Phase III data on Mercadon's BACE inhibitor verubecestat will be released in mid -2017 as research into Alzheimer's disease-improving drugs continues. While expectations for this type of drug are still relatively high, verubecestat are also considered high risk because patients enrolled in the pivotal phase EPOCH study were not pre-screened for beta-amyloid plaque levels.

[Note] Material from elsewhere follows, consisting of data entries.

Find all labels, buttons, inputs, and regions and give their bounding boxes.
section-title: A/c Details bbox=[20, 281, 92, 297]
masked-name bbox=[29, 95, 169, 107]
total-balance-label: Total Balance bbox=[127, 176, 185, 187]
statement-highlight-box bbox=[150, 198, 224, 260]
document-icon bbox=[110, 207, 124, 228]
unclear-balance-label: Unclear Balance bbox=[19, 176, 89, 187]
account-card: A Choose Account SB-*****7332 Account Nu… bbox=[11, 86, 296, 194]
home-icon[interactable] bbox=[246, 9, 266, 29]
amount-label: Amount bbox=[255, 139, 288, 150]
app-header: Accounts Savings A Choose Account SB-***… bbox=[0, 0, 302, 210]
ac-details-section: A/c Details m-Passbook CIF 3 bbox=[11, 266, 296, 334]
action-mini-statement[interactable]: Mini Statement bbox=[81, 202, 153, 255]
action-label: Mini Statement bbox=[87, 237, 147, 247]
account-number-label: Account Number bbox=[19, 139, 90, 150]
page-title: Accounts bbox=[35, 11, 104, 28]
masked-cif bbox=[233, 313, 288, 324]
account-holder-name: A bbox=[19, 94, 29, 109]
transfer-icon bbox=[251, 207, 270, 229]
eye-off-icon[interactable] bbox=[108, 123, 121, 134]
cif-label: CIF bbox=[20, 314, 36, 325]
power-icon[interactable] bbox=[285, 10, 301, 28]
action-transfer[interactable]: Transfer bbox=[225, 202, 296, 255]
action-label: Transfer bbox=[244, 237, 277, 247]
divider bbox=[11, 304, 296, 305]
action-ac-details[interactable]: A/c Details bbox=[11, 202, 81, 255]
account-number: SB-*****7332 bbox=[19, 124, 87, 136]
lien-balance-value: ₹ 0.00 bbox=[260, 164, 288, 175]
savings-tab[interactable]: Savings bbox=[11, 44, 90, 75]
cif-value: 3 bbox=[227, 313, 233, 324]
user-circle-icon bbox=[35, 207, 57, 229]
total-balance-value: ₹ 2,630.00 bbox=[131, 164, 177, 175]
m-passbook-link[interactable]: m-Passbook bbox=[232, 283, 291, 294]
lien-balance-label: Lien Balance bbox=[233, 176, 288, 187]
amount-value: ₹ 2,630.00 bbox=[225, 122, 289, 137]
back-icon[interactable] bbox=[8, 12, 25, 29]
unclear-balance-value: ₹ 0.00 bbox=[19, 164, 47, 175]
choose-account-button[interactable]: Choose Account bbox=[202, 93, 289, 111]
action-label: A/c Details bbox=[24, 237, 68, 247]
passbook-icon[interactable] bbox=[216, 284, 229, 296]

The data from this drug will have a significant impact on the enthusiasm for the development of BACE inhibitors.

Bolt

In the next few years, the market threat of biosims to original drugs in the field of oncology therapy will gradually intensify, and Roche urgently needs to Herceptin positive results from studies with Perjeta for HER2-positive breast cancer (from the APHINITY trial), and shareholders have higher expectations for this. In the treatment of metastatic breast cancer, the combination of Herceptin and Perjeta has considerably improved outcomes.